Following on from ‘Unholy Water’, ‘Hulk’ is GodNo!’s second single from forthcoming EP, Too Much Future. And whereas their debut was heavy on bass and a creepy kind of post-rock, ‘Hulk’ flares out with spikey riffs and a rattle of drums. With Shelley’s vocals on lead here, there’s a delightful contrast between her voice and the backing – reminiscent of both Sonic Youth (who the band cite as an inspiration), but also more recent alt-indie such as Joanna Gruesome. Chrous-wise, it storms away, with over-driven guitar exploding over a rhythm section that flicks the power-switch as Shelley warns: “Being nice won’t save you… My strength is growing all the time”. In its middle-eight, meanwhile, she confirms: “I could be nice / This is a choice”, her voice growing ever more erratic, before a chorus reprise rounds out the song with a pleasingly off-kilter pop flourish.

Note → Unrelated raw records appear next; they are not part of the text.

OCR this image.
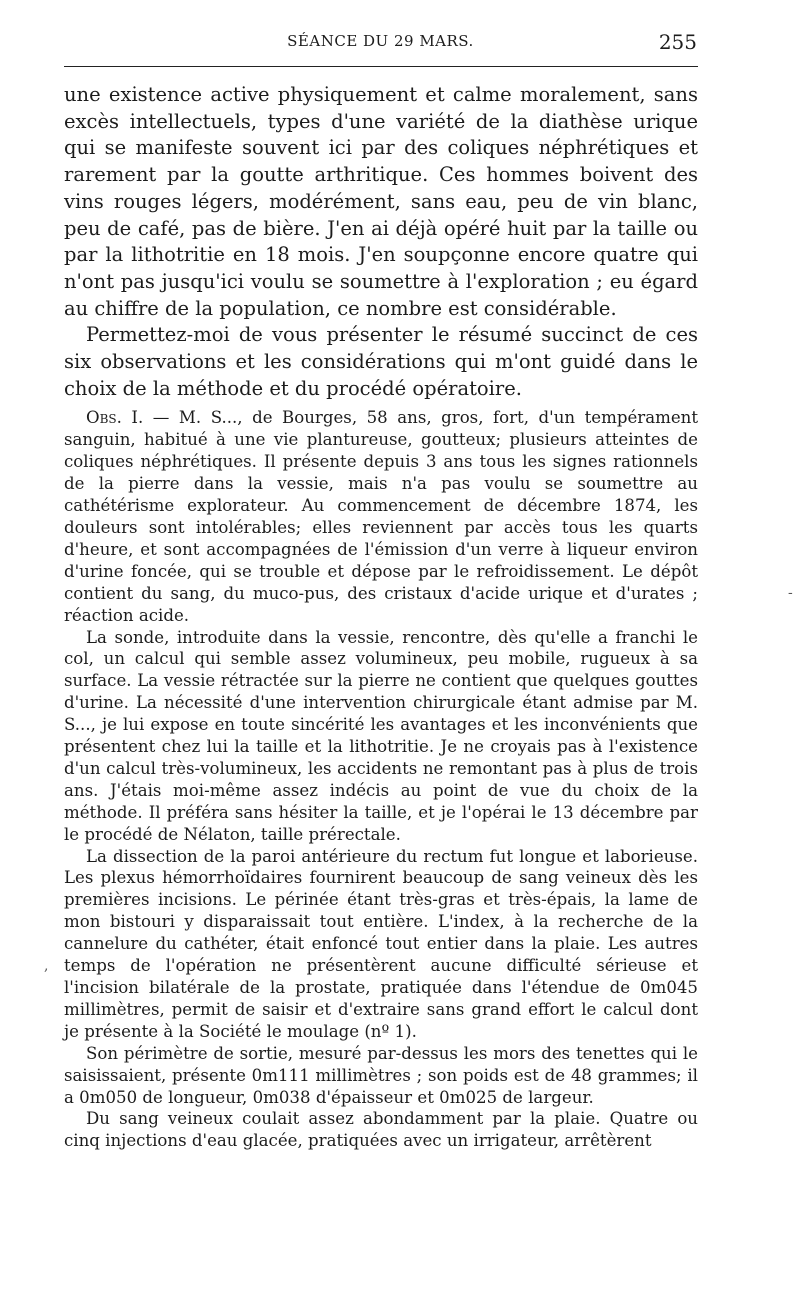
SÉANCE DU 29 MARS.	255

une existence active physiquement et calme moralement, sans excès intellectuels, types d'une variété de la diathèse urique qui se manifeste souvent ici par des coliques néphrétiques et rarement par la goutte arthritique. Ces hommes boivent des vins rouges légers, modérément, sans eau, peu de vin blanc, peu de café, pas de bière. J'en ai déjà opéré huit par la taille ou par la lithotritie en 18 mois. J'en soupçonne encore quatre qui n'ont pas jusqu'ici voulu se soumettre à l'exploration ; eu égard au chiffre de la population, ce nombre est considérable.

Permettez-moi de vous présenter le résumé succinct de ces six observations et les considérations qui m'ont guidé dans le choix de la méthode et du procédé opératoire.

Obs. I. — M. S..., de Bourges, 58 ans, gros, fort, d'un tempérament sanguin, habitué à une vie plantureuse, goutteux; plusieurs atteintes de coliques néphrétiques. Il présente depuis 3 ans tous les signes rationnels de la pierre dans la vessie, mais n'a pas voulu se soumettre au cathétérisme explorateur. Au commencement de décembre 1874, les douleurs sont intolérables; elles reviennent par accès tous les quarts d'heure, et sont accompagnées de l'émission d'un verre à liqueur environ d'urine foncée, qui se trouble et dépose par le refroidissement. Le dépôt contient du sang, du muco-pus, des cristaux d'acide urique et d'urates ; réaction acide.

La sonde, introduite dans la vessie, rencontre, dès qu'elle a franchi le col, un calcul qui semble assez volumineux, peu mobile, rugueux à sa surface. La vessie rétractée sur la pierre ne contient que quelques gouttes d'urine. La nécessité d'une intervention chirurgicale étant admise par M. S..., je lui expose en toute sincérité les avantages et les inconvénients que présentent chez lui la taille et la lithotritie. Je ne croyais pas à l'existence d'un calcul très-volumineux, les accidents ne remontant pas à plus de trois ans. J'étais moi-même assez indécis au point de vue du choix de la méthode. Il préféra sans hésiter la taille, et je l'opérai le 13 décembre par le procédé de Nélaton, taille prérectale.

La dissection de la paroi antérieure du rectum fut longue et laborieuse. Les plexus hémorrhoïdaires fournirent beaucoup de sang veineux dès les premières incisions. Le périnée étant très-gras et très-épais, la lame de mon bistouri y disparaissait tout entière. L'index, à la recherche de la cannelure du cathéter, était enfoncé tout entier dans la plaie. Les autres temps de l'opération ne présentèrent aucune difficulté sérieuse et l'incision bilatérale de la prostate, pratiquée dans l'étendue de 0m045 millimètres, permit de saisir et d'extraire sans grand effort le calcul dont je présente à la Société le moulage (nº 1).

Son périmètre de sortie, mesuré par-dessus les mors des tenettes qui le saisissaient, présente 0m111 millimètres ; son poids est de 48 grammes; il a 0m050 de longueur, 0m038 d'épaisseur et 0m025 de largeur.

Du sang veineux coulait assez abondamment par la plaie. Quatre ou cinq injections d'eau glacée, pratiquées avec un irrigateur, arrêtèrent

-
,
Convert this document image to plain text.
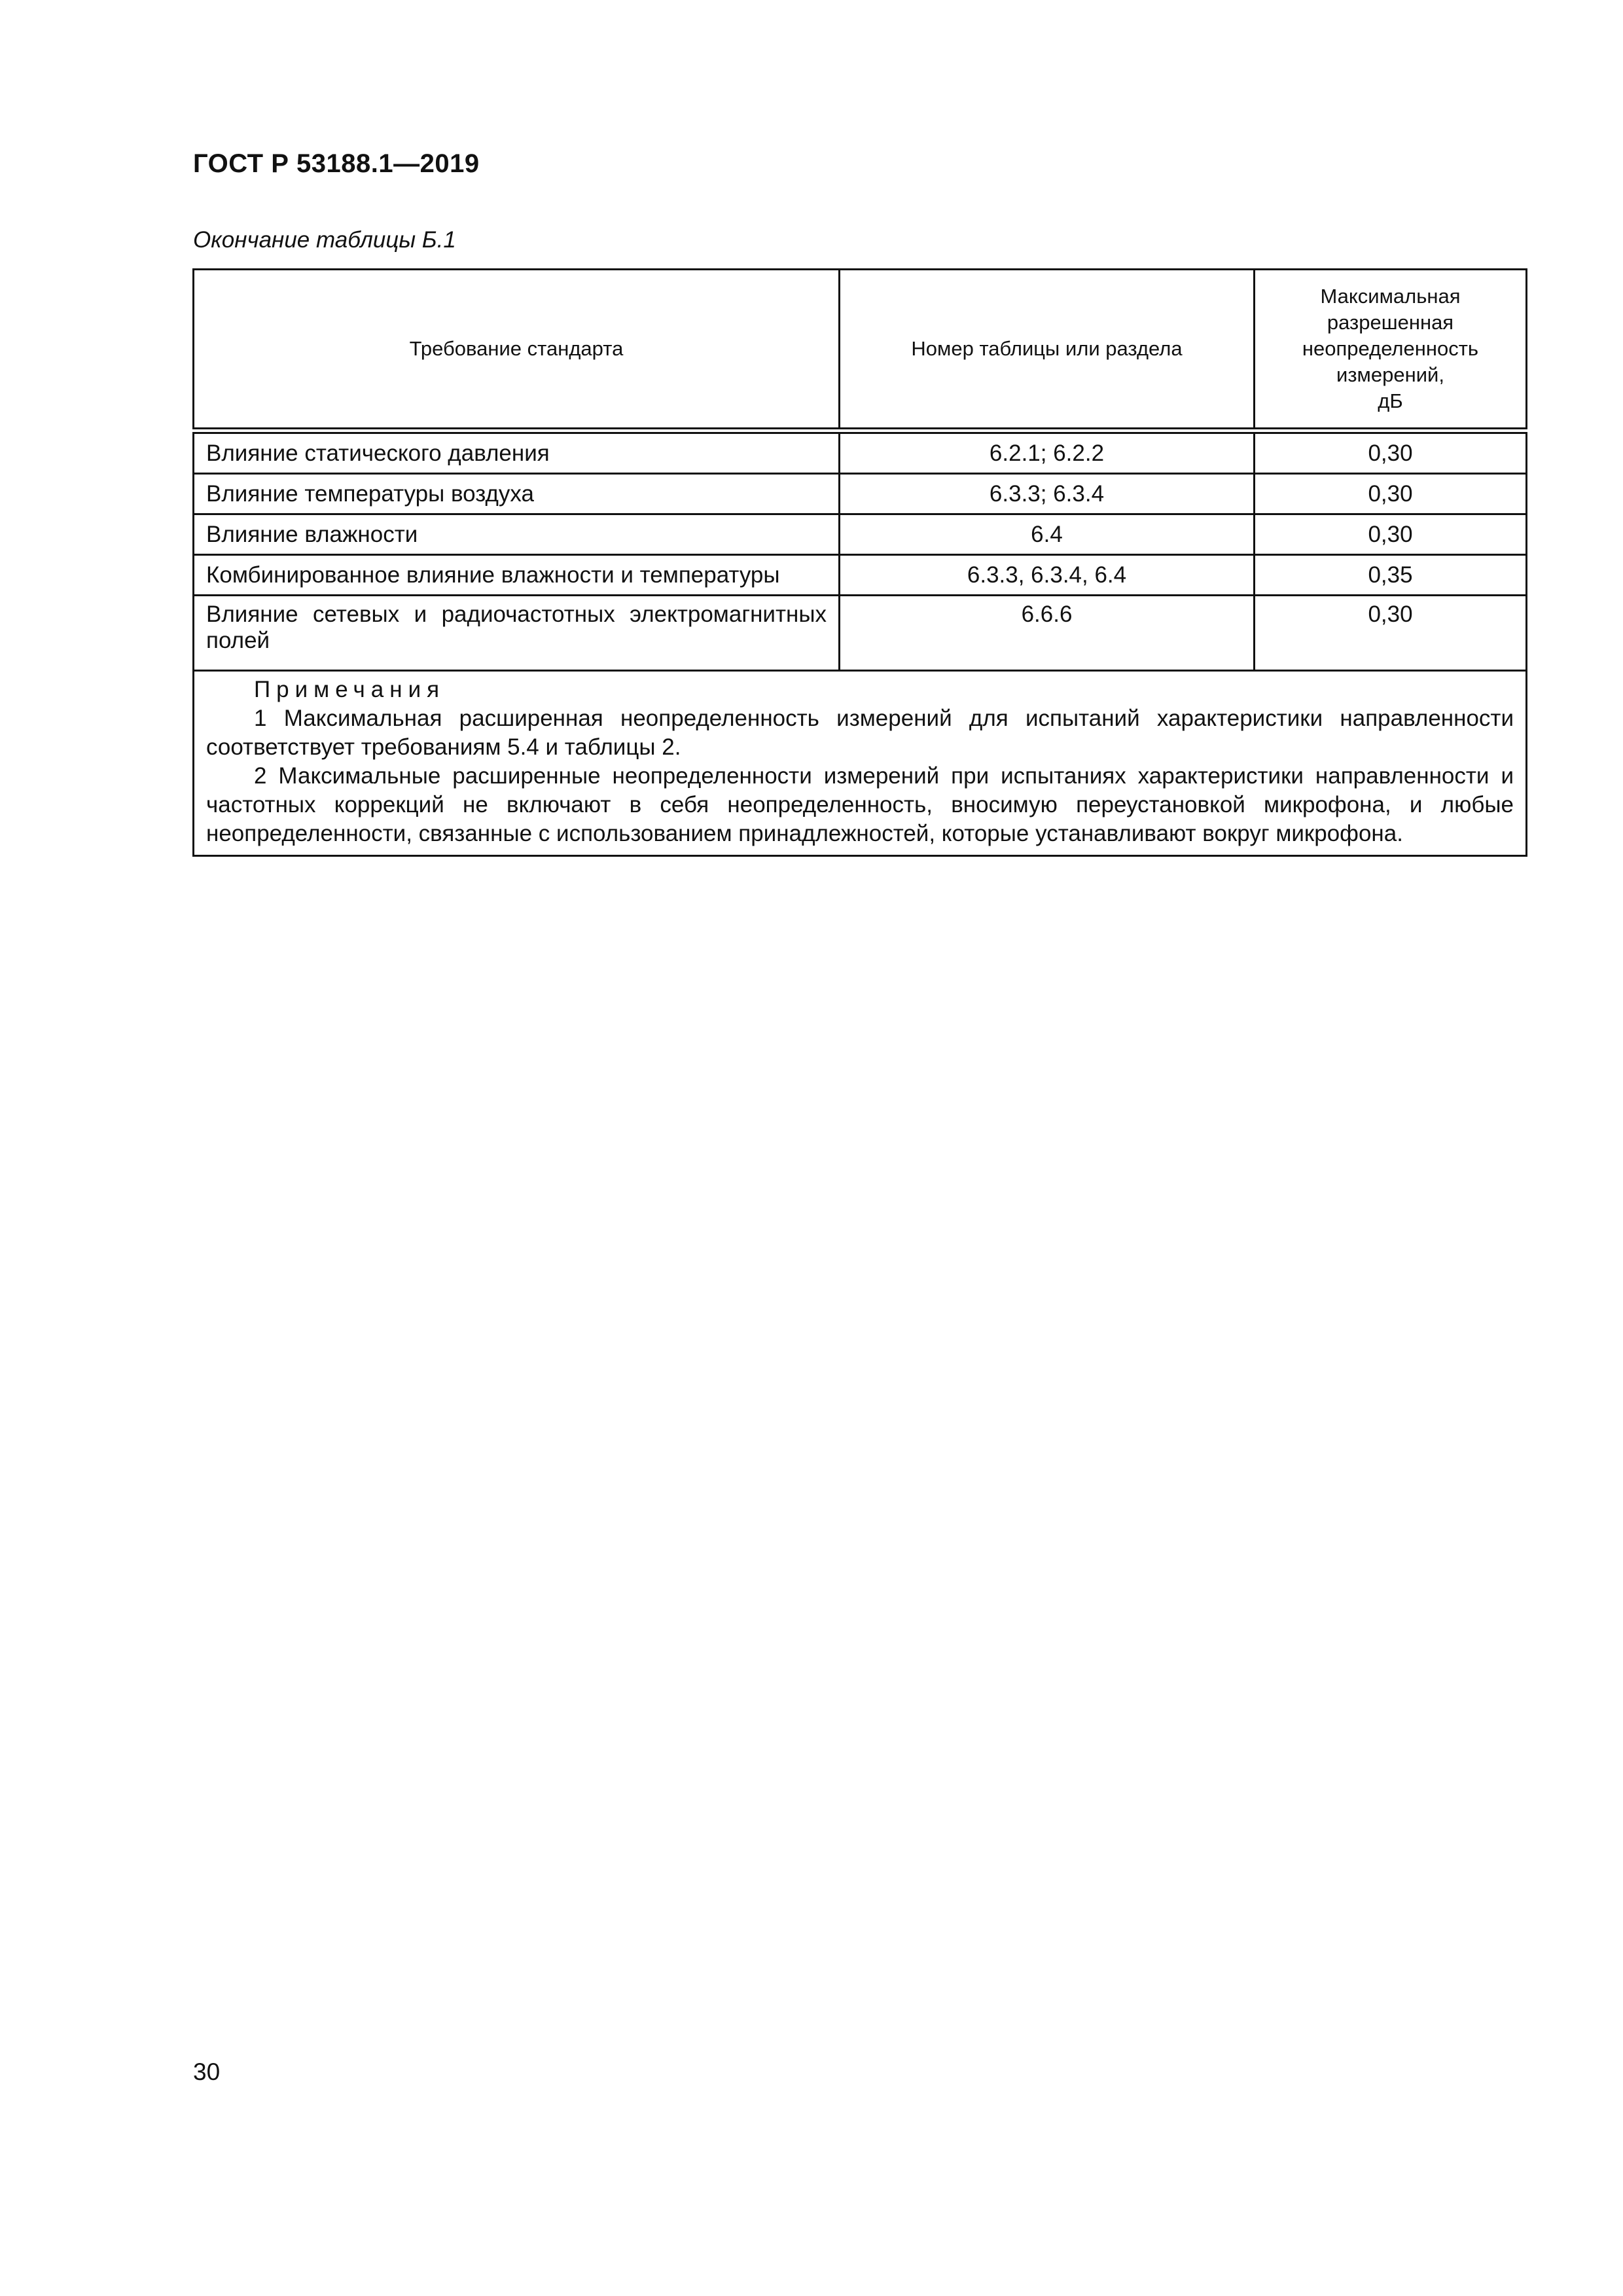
ГОСТ Р 53188.1—2019

Окончание таблицы Б.1

Требование стандарта	Номер таблицы или раздела	Максимальная
разрешенная
неопределенность
измерений,
дБ
Влияние статического давления	6.2.1; 6.2.2	0,30
Влияние температуры воздуха	6.3.3; 6.3.4	0,30
Влияние влажности	6.4	0,30
Комбинированное влияние влажности и температуры	6.3.3, 6.3.4, 6.4	0,35
Влияние сетевых и радиочастотных электромагнитных полей	6.6.6	0,30

Примечания

1 Максимальная расширенная неопределенность измерений для испытаний характеристики направленности соответствует требованиям 5.4 и таблицы 2.

2 Максимальные расширенные неопределенности измерений при испытаниях характеристики направленности и частотных коррекций не включают в себя неопределенность, вносимую переустановкой микрофона, и любые неопределенности, связанные с использованием принадлежностей, которые устанавливают вокруг микрофона.		

30
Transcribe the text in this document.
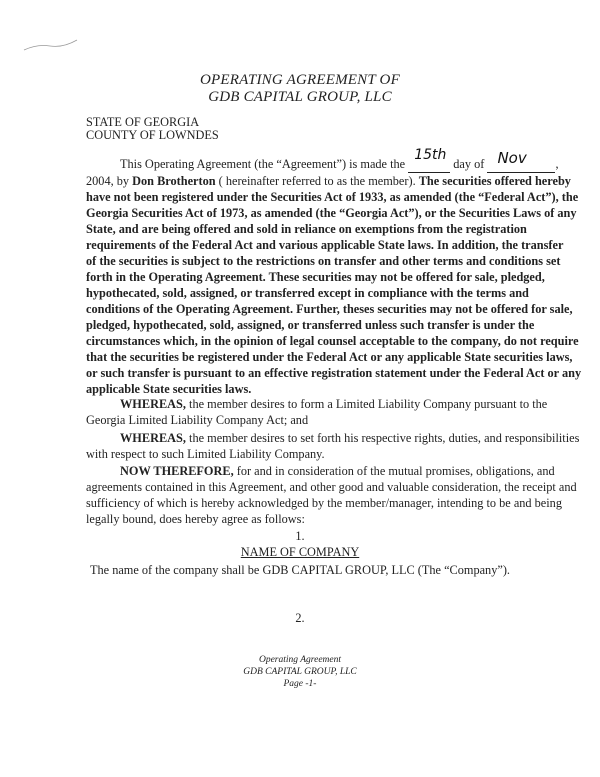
OPERATING AGREEMENT OF
GDB CAPITAL GROUP, LLC
STATE OF GEORGIA
COUNTY OF LOWNDES
This Operating Agreement (the “Agreement”) is made the
15th
day of Nov ,
2004, by Don Brotherton ( hereinafter referred to as the member). The securities offered hereby
have not been registered under the Securities Act of 1933, as amended (the “Federal Act”), the
Georgia Securities Act of 1973, as amended (the “Georgia Act”), or the Securities Laws of any
State, and are being offered and sold in reliance on exemptions from the registration
requirements of the Federal Act and various applicable State laws. In addition, the transfer
of the securities is subject to the restrictions on transfer and other terms and conditions set
forth in the Operating Agreement. These securities may not be offered for sale, pledged,
hypothecated, sold, assigned, or transferred except in compliance with the terms and
conditions of the Operating Agreement. Further, theses securities may not be offered for sale,
pledged, hypothecated, sold, assigned, or transferred unless such transfer is under the
circumstances which, in the opinion of legal counsel acceptable to the company, do not require
that the securities be registered under the Federal Act or any applicable State securities laws,
or such transfer is pursuant to an effective registration statement under the Federal Act or any
applicable State securities laws.
WHEREAS, the member desires to form a Limited Liability Company pursuant to the
Georgia Limited Liability Company Act; and
WHEREAS, the member desires to set forth his respective rights, duties, and responsibilities
with respect to such Limited Liability Company.
NOW THEREFORE, for and in consideration of the mutual promises, obligations, and
agreements contained in this Agreement, and other good and valuable consideration, the receipt and
sufficiency of which is hereby acknowledged by the member/manager, intending to be and being
legally bound, does hereby agree as follows:
1.
NAME OF COMPANY
The name of the company shall be GDB CAPITAL GROUP, LLC (The “Company”).
2.
Operating Agreement
GDB CAPITAL GROUP, LLC
Page -1-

Described by the band’s label as “a scream and a sigh at the patriarchy”, ‘Hulk’ shows a band with plenty of ideas and the wherewithal to put them together. They say that their songwriting and performing approach is collaborative – creating the perfect crucible for their distillation of fury in sound and meaning. The incredible GodNo!: you’ll like them when they’re angry.


John McGovern

Track Of The Day: Fightmilk – ‘I’m Starting To Think You Don’t Even Want To Go To Space’

Fightmilk are back with an electrifying new single ‘I’m Starting To Think You Don’t Even Want To Go To Space’, their first release following Not With That Attitude, released via Reckless Yes in November 2018.

Fightmilk marry an infectious pop melody, crunchy guitars and naturally, a cosmic vibe in this latest release. The track begins with a soaring atmospheric synth, which when accompanied by the jangly, energy-fuelled guitar of the chorus creates plenty of atmosphere, contrary to the title of the song.

Healey’s delicate yet driving bass-line provides a solid backbone for Lily’s catchy vocal to cut through whilst leaving enough room for the punchy, gritty chorus to have a huge impact. The final chorus is pre-empted by a raucous cacophony of ascending noise, leading seemingly to space but giving way one last time for the iconic hook “watching interstellar didn’t make it better” sung with powerful conviction by Lily. The track is a space-age anthem, leaving a real sense of excitement as to where Fightmilk will take us next!


‘I’m Starting To Think You Don’t Even Want To Go To Space’ is released digitally on 20th March via Reckless Yes.